MCC is committed to transparency, always putting our candidates and partners at the centre of our decisions and communications.

Transparency is one of our core values. We prioritize transparency across the organization for decisions and directions by ensuring candidates are informed throughout their journey of credentialing and assessment, and by engaging with our partners to share challenges and leverage opportunities. As individuals and organizations charged with regulatory responsibilities, our collective and generalizable goal is the same – to bring safe health care access to patients in Canada. I believe that transparency not only accelerates our progress by leveraging synergies, but also allows us to learn from mistakes and challenges we have experienced. Our commitment to transparency was demonstrated during our recent cyber security incident.

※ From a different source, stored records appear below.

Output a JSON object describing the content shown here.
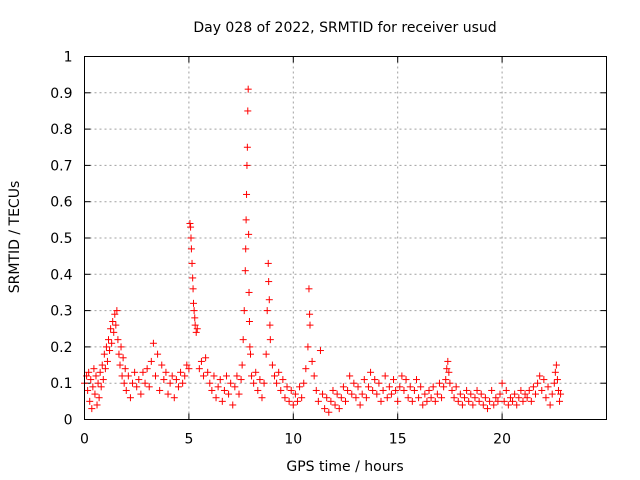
{
  "chart_data": {
    "type": "scatter",
    "title": "Day 028 of 2022, SRMTID for receiver usud",
    "xlabel": "GPS time / hours",
    "ylabel": "SRMTID / TECUs",
    "xlim": [
      0,
      25
    ],
    "ylim": [
      0,
      1
    ],
    "xticks": [
      0,
      5,
      10,
      15,
      20
    ],
    "xtick_labels": [
      "0",
      "5",
      "10",
      "15",
      "20"
    ],
    "yticks": [
      0,
      0.1,
      0.2,
      0.3,
      0.4,
      0.5,
      0.6,
      0.7,
      0.8,
      0.9,
      1
    ],
    "ytick_labels": [
      "0",
      "0.1",
      "0.2",
      "0.3",
      "0.4",
      "0.5",
      "0.6",
      "0.7",
      "0.8",
      "0.9",
      "1"
    ],
    "grid": true,
    "marker": "+",
    "color": "#ff0000",
    "series": [
      {
        "name": "SRMTID",
        "points": [
          [
            0.0,
            0.1
          ],
          [
            0.1,
            0.12
          ],
          [
            0.15,
            0.08
          ],
          [
            0.2,
            0.13
          ],
          [
            0.25,
            0.05
          ],
          [
            0.3,
            0.11
          ],
          [
            0.35,
            0.03
          ],
          [
            0.4,
            0.09
          ],
          [
            0.45,
            0.14
          ],
          [
            0.5,
            0.07
          ],
          [
            0.55,
            0.12
          ],
          [
            0.6,
            0.04
          ],
          [
            0.65,
            0.1
          ],
          [
            0.7,
            0.06
          ],
          [
            0.75,
            0.13
          ],
          [
            0.8,
            0.09
          ],
          [
            0.85,
            0.15
          ],
          [
            0.9,
            0.11
          ],
          [
            0.95,
            0.18
          ],
          [
            1.0,
            0.14
          ],
          [
            1.05,
            0.2
          ],
          [
            1.1,
            0.16
          ],
          [
            1.15,
            0.22
          ],
          [
            1.2,
            0.19
          ],
          [
            1.25,
            0.25
          ],
          [
            1.3,
            0.21
          ],
          [
            1.35,
            0.27
          ],
          [
            1.4,
            0.24
          ],
          [
            1.45,
            0.29
          ],
          [
            1.5,
            0.26
          ],
          [
            1.55,
            0.3
          ],
          [
            1.6,
            0.22
          ],
          [
            1.65,
            0.18
          ],
          [
            1.7,
            0.15
          ],
          [
            1.75,
            0.2
          ],
          [
            1.8,
            0.12
          ],
          [
            1.85,
            0.17
          ],
          [
            1.9,
            0.1
          ],
          [
            1.95,
            0.14
          ],
          [
            2.0,
            0.08
          ],
          [
            2.1,
            0.12
          ],
          [
            2.2,
            0.06
          ],
          [
            2.3,
            0.1
          ],
          [
            2.4,
            0.13
          ],
          [
            2.5,
            0.09
          ],
          [
            2.6,
            0.11
          ],
          [
            2.7,
            0.07
          ],
          [
            2.8,
            0.13
          ],
          [
            2.9,
            0.1
          ],
          [
            3.0,
            0.14
          ],
          [
            3.1,
            0.09
          ],
          [
            3.2,
            0.16
          ],
          [
            3.3,
            0.21
          ],
          [
            3.4,
            0.12
          ],
          [
            3.5,
            0.18
          ],
          [
            3.6,
            0.08
          ],
          [
            3.7,
            0.15
          ],
          [
            3.8,
            0.11
          ],
          [
            3.9,
            0.13
          ],
          [
            4.0,
            0.07
          ],
          [
            4.1,
            0.1
          ],
          [
            4.2,
            0.12
          ],
          [
            4.3,
            0.06
          ],
          [
            4.4,
            0.11
          ],
          [
            4.5,
            0.09
          ],
          [
            4.6,
            0.13
          ],
          [
            4.7,
            0.1
          ],
          [
            4.8,
            0.12
          ],
          [
            4.9,
            0.15
          ],
          [
            5.0,
            0.14
          ],
          [
            5.05,
            0.54
          ],
          [
            5.08,
            0.53
          ],
          [
            5.1,
            0.5
          ],
          [
            5.12,
            0.47
          ],
          [
            5.15,
            0.43
          ],
          [
            5.18,
            0.39
          ],
          [
            5.2,
            0.36
          ],
          [
            5.22,
            0.32
          ],
          [
            5.25,
            0.3
          ],
          [
            5.28,
            0.28
          ],
          [
            5.3,
            0.26
          ],
          [
            5.35,
            0.24
          ],
          [
            5.4,
            0.25
          ],
          [
            5.5,
            0.14
          ],
          [
            5.6,
            0.16
          ],
          [
            5.7,
            0.12
          ],
          [
            5.8,
            0.17
          ],
          [
            5.9,
            0.13
          ],
          [
            6.0,
            0.1
          ],
          [
            6.1,
            0.08
          ],
          [
            6.2,
            0.12
          ],
          [
            6.3,
            0.06
          ],
          [
            6.4,
            0.09
          ],
          [
            6.5,
            0.11
          ],
          [
            6.6,
            0.05
          ],
          [
            6.7,
            0.08
          ],
          [
            6.8,
            0.12
          ],
          [
            6.9,
            0.07
          ],
          [
            7.0,
            0.1
          ],
          [
            7.1,
            0.04
          ],
          [
            7.2,
            0.09
          ],
          [
            7.3,
            0.12
          ],
          [
            7.4,
            0.07
          ],
          [
            7.5,
            0.11
          ],
          [
            7.55,
            0.15
          ],
          [
            7.6,
            0.22
          ],
          [
            7.65,
            0.3
          ],
          [
            7.7,
            0.41
          ],
          [
            7.72,
            0.47
          ],
          [
            7.74,
            0.55
          ],
          [
            7.76,
            0.62
          ],
          [
            7.78,
            0.7
          ],
          [
            7.8,
            0.75
          ],
          [
            7.82,
            0.85
          ],
          [
            7.84,
            0.91
          ],
          [
            7.86,
            0.51
          ],
          [
            7.88,
            0.35
          ],
          [
            7.9,
            0.27
          ],
          [
            7.92,
            0.2
          ],
          [
            7.95,
            0.18
          ],
          [
            8.0,
            0.12
          ],
          [
            8.1,
            0.1
          ],
          [
            8.2,
            0.13
          ],
          [
            8.3,
            0.08
          ],
          [
            8.4,
            0.11
          ],
          [
            8.5,
            0.06
          ],
          [
            8.6,
            0.1
          ],
          [
            8.7,
            0.18
          ],
          [
            8.75,
            0.3
          ],
          [
            8.8,
            0.43
          ],
          [
            8.82,
            0.38
          ],
          [
            8.85,
            0.33
          ],
          [
            8.88,
            0.26
          ],
          [
            8.9,
            0.22
          ],
          [
            9.0,
            0.15
          ],
          [
            9.1,
            0.12
          ],
          [
            9.2,
            0.1
          ],
          [
            9.3,
            0.13
          ],
          [
            9.4,
            0.08
          ],
          [
            9.5,
            0.11
          ],
          [
            9.6,
            0.06
          ],
          [
            9.7,
            0.09
          ],
          [
            9.8,
            0.05
          ],
          [
            9.9,
            0.08
          ],
          [
            10.0,
            0.04
          ],
          [
            10.1,
            0.07
          ],
          [
            10.2,
            0.05
          ],
          [
            10.3,
            0.09
          ],
          [
            10.4,
            0.06
          ],
          [
            10.5,
            0.1
          ],
          [
            10.6,
            0.14
          ],
          [
            10.7,
            0.2
          ],
          [
            10.75,
            0.36
          ],
          [
            10.78,
            0.29
          ],
          [
            10.8,
            0.26
          ],
          [
            10.9,
            0.16
          ],
          [
            11.0,
            0.12
          ],
          [
            11.1,
            0.08
          ],
          [
            11.2,
            0.05
          ],
          [
            11.3,
            0.19
          ],
          [
            11.4,
            0.07
          ],
          [
            11.5,
            0.03
          ],
          [
            11.6,
            0.06
          ],
          [
            11.7,
            0.02
          ],
          [
            11.8,
            0.05
          ],
          [
            11.9,
            0.08
          ],
          [
            12.0,
            0.04
          ],
          [
            12.1,
            0.07
          ],
          [
            12.2,
            0.03
          ],
          [
            12.3,
            0.06
          ],
          [
            12.4,
            0.09
          ],
          [
            12.5,
            0.05
          ],
          [
            12.6,
            0.08
          ],
          [
            12.7,
            0.12
          ],
          [
            12.8,
            0.07
          ],
          [
            12.9,
            0.1
          ],
          [
            13.0,
            0.06
          ],
          [
            13.1,
            0.09
          ],
          [
            13.2,
            0.04
          ],
          [
            13.3,
            0.07
          ],
          [
            13.4,
            0.11
          ],
          [
            13.5,
            0.06
          ],
          [
            13.6,
            0.09
          ],
          [
            13.7,
            0.13
          ],
          [
            13.8,
            0.08
          ],
          [
            13.9,
            0.11
          ],
          [
            14.0,
            0.07
          ],
          [
            14.1,
            0.1
          ],
          [
            14.2,
            0.05
          ],
          [
            14.3,
            0.08
          ],
          [
            14.4,
            0.12
          ],
          [
            14.5,
            0.06
          ],
          [
            14.6,
            0.09
          ],
          [
            14.7,
            0.07
          ],
          [
            14.8,
            0.11
          ],
          [
            14.9,
            0.08
          ],
          [
            15.0,
            0.05
          ],
          [
            15.1,
            0.09
          ],
          [
            15.2,
            0.12
          ],
          [
            15.3,
            0.08
          ],
          [
            15.4,
            0.11
          ],
          [
            15.5,
            0.06
          ],
          [
            15.6,
            0.09
          ],
          [
            15.7,
            0.05
          ],
          [
            15.8,
            0.08
          ],
          [
            15.9,
            0.11
          ],
          [
            16.0,
            0.06
          ],
          [
            16.1,
            0.09
          ],
          [
            16.2,
            0.04
          ],
          [
            16.3,
            0.07
          ],
          [
            16.4,
            0.05
          ],
          [
            16.5,
            0.08
          ],
          [
            16.6,
            0.06
          ],
          [
            16.7,
            0.09
          ],
          [
            16.8,
            0.05
          ],
          [
            16.9,
            0.07
          ],
          [
            17.0,
            0.1
          ],
          [
            17.1,
            0.06
          ],
          [
            17.2,
            0.09
          ],
          [
            17.3,
            0.11
          ],
          [
            17.35,
            0.14
          ],
          [
            17.4,
            0.16
          ],
          [
            17.45,
            0.13
          ],
          [
            17.5,
            0.1
          ],
          [
            17.6,
            0.08
          ],
          [
            17.7,
            0.06
          ],
          [
            17.8,
            0.09
          ],
          [
            17.9,
            0.05
          ],
          [
            18.0,
            0.07
          ],
          [
            18.1,
            0.04
          ],
          [
            18.2,
            0.06
          ],
          [
            18.3,
            0.08
          ],
          [
            18.4,
            0.05
          ],
          [
            18.5,
            0.07
          ],
          [
            18.6,
            0.04
          ],
          [
            18.7,
            0.06
          ],
          [
            18.8,
            0.08
          ],
          [
            18.9,
            0.05
          ],
          [
            19.0,
            0.07
          ],
          [
            19.1,
            0.04
          ],
          [
            19.2,
            0.06
          ],
          [
            19.3,
            0.03
          ],
          [
            19.4,
            0.05
          ],
          [
            19.5,
            0.08
          ],
          [
            19.6,
            0.04
          ],
          [
            19.7,
            0.06
          ],
          [
            19.8,
            0.05
          ],
          [
            19.9,
            0.07
          ],
          [
            20.0,
            0.1
          ],
          [
            20.1,
            0.05
          ],
          [
            20.2,
            0.08
          ],
          [
            20.3,
            0.04
          ],
          [
            20.4,
            0.06
          ],
          [
            20.5,
            0.05
          ],
          [
            20.6,
            0.07
          ],
          [
            20.7,
            0.04
          ],
          [
            20.8,
            0.06
          ],
          [
            20.9,
            0.08
          ],
          [
            21.0,
            0.05
          ],
          [
            21.1,
            0.07
          ],
          [
            21.2,
            0.06
          ],
          [
            21.3,
            0.08
          ],
          [
            21.4,
            0.05
          ],
          [
            21.5,
            0.09
          ],
          [
            21.6,
            0.07
          ],
          [
            21.7,
            0.1
          ],
          [
            21.8,
            0.12
          ],
          [
            21.9,
            0.08
          ],
          [
            22.0,
            0.11
          ],
          [
            22.1,
            0.06
          ],
          [
            22.2,
            0.09
          ],
          [
            22.3,
            0.04
          ],
          [
            22.4,
            0.07
          ],
          [
            22.5,
            0.1
          ],
          [
            22.55,
            0.13
          ],
          [
            22.6,
            0.15
          ],
          [
            22.65,
            0.11
          ],
          [
            22.7,
            0.08
          ],
          [
            22.75,
            0.05
          ],
          [
            22.8,
            0.07
          ]
        ]
      }
    ]
  }
}
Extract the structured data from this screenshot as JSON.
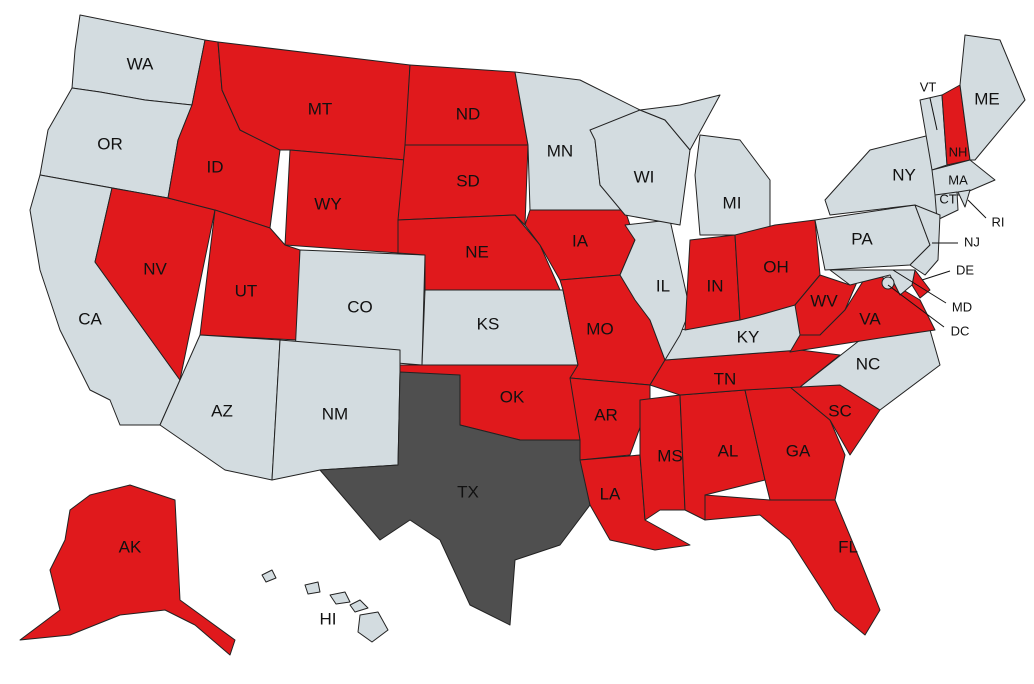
{
  "colors": {
    "red": "#e0191c",
    "gray": "#d3dce0",
    "dark": "#4f4f4f",
    "border": "#222222"
  },
  "states": [
    {
      "abbr": "WA",
      "status": "gray"
    },
    {
      "abbr": "OR",
      "status": "gray"
    },
    {
      "abbr": "CA",
      "status": "gray"
    },
    {
      "abbr": "NV",
      "status": "red"
    },
    {
      "abbr": "ID",
      "status": "red"
    },
    {
      "abbr": "MT",
      "status": "red"
    },
    {
      "abbr": "WY",
      "status": "red"
    },
    {
      "abbr": "UT",
      "status": "red"
    },
    {
      "abbr": "CO",
      "status": "gray"
    },
    {
      "abbr": "AZ",
      "status": "gray"
    },
    {
      "abbr": "NM",
      "status": "gray"
    },
    {
      "abbr": "ND",
      "status": "red"
    },
    {
      "abbr": "SD",
      "status": "red"
    },
    {
      "abbr": "NE",
      "status": "red"
    },
    {
      "abbr": "KS",
      "status": "gray"
    },
    {
      "abbr": "OK",
      "status": "red"
    },
    {
      "abbr": "TX",
      "status": "dark"
    },
    {
      "abbr": "MN",
      "status": "gray"
    },
    {
      "abbr": "IA",
      "status": "red"
    },
    {
      "abbr": "MO",
      "status": "red"
    },
    {
      "abbr": "AR",
      "status": "red"
    },
    {
      "abbr": "LA",
      "status": "red"
    },
    {
      "abbr": "MS",
      "status": "red"
    },
    {
      "abbr": "AL",
      "status": "red"
    },
    {
      "abbr": "GA",
      "status": "red"
    },
    {
      "abbr": "FL",
      "status": "red"
    },
    {
      "abbr": "SC",
      "status": "red"
    },
    {
      "abbr": "NC",
      "status": "gray"
    },
    {
      "abbr": "TN",
      "status": "red"
    },
    {
      "abbr": "KY",
      "status": "gray"
    },
    {
      "abbr": "IL",
      "status": "gray"
    },
    {
      "abbr": "WI",
      "status": "gray"
    },
    {
      "abbr": "MI",
      "status": "gray"
    },
    {
      "abbr": "IN",
      "status": "red"
    },
    {
      "abbr": "OH",
      "status": "red"
    },
    {
      "abbr": "WV",
      "status": "red"
    },
    {
      "abbr": "VA",
      "status": "red"
    },
    {
      "abbr": "PA",
      "status": "gray"
    },
    {
      "abbr": "NY",
      "status": "gray"
    },
    {
      "abbr": "VT",
      "status": "gray"
    },
    {
      "abbr": "NH",
      "status": "red"
    },
    {
      "abbr": "ME",
      "status": "gray"
    },
    {
      "abbr": "MA",
      "status": "gray"
    },
    {
      "abbr": "CT",
      "status": "gray"
    },
    {
      "abbr": "RI",
      "status": "gray"
    },
    {
      "abbr": "NJ",
      "status": "gray"
    },
    {
      "abbr": "DE",
      "status": "red"
    },
    {
      "abbr": "MD",
      "status": "gray"
    },
    {
      "abbr": "DC",
      "status": "gray"
    },
    {
      "abbr": "AK",
      "status": "red"
    },
    {
      "abbr": "HI",
      "status": "gray"
    }
  ]
}
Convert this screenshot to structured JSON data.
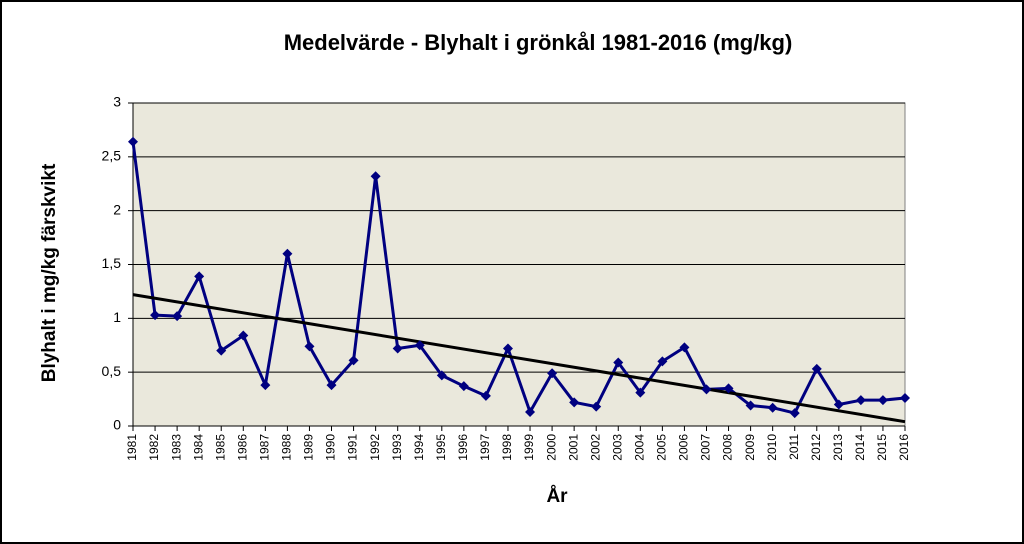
{
  "chart_data": {
    "type": "line",
    "title": "Medelvärde - Blyhalt i grönkål 1981-2016 (mg/kg)",
    "y_label": "Blyhalt i mg/kg färskvikt",
    "x_label": "År",
    "categories": [
      "1981",
      "1982",
      "1983",
      "1984",
      "1985",
      "1986",
      "1987",
      "1988",
      "1989",
      "1990",
      "1991",
      "1992",
      "1993",
      "1994",
      "1995",
      "1996",
      "1997",
      "1998",
      "1999",
      "2000",
      "2001",
      "2002",
      "2003",
      "2004",
      "2005",
      "2006",
      "2007",
      "2008",
      "2009",
      "2010",
      "2011",
      "2012",
      "2013",
      "2014",
      "2015",
      "2016"
    ],
    "values": [
      2.64,
      1.03,
      1.02,
      1.39,
      0.7,
      0.84,
      0.38,
      1.6,
      0.74,
      0.38,
      0.61,
      2.32,
      0.72,
      0.75,
      0.47,
      0.37,
      0.28,
      0.72,
      0.13,
      0.49,
      0.22,
      0.18,
      0.59,
      0.31,
      0.6,
      0.73,
      0.34,
      0.35,
      0.19,
      0.17,
      0.12,
      0.53,
      0.2,
      0.24,
      0.24,
      0.26
    ],
    "color": "#000080",
    "trend": [
      1.22,
      0.04
    ],
    "trend_color": "#000000",
    "ylim": [
      0,
      3
    ],
    "yticks": [
      0,
      {
        "value": 0.5,
        "label": "0,5"
      },
      1,
      {
        "value": 1.5,
        "label": "1,5"
      },
      2,
      {
        "value": 2.5,
        "label": "2,5"
      },
      3
    ],
    "grid": true
  }
}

My three Big Hairy Audacious Goals (BHAG) are that:

  1. MCC credentialing, assessments, and certifications are valued by regulators for licensure to practise, and by candidates to proudly display on their walls.
  2. MCC is recognized for its innovative and adaptable programs of assessment and registries that maintain the Canadian standard and is viewed as responsive to the needs of patients in Canada.
  3. MCC is a workplace of choice, where people “work hard and play hard.” I have been fortunate to work alongside, coach, and mentor the next generation of leaders here.

We are grateful to Dr. Naik for sharing his insights. His dedication and innovative approach will help the MCC navigate changes and achieve its objectives. Stay tuned for future developments as the MCC responds to the changing needs of candidates and licensure requirements in Canada while ensuring safe patient care through the assessment of students and physicians and enhanced management of physician data.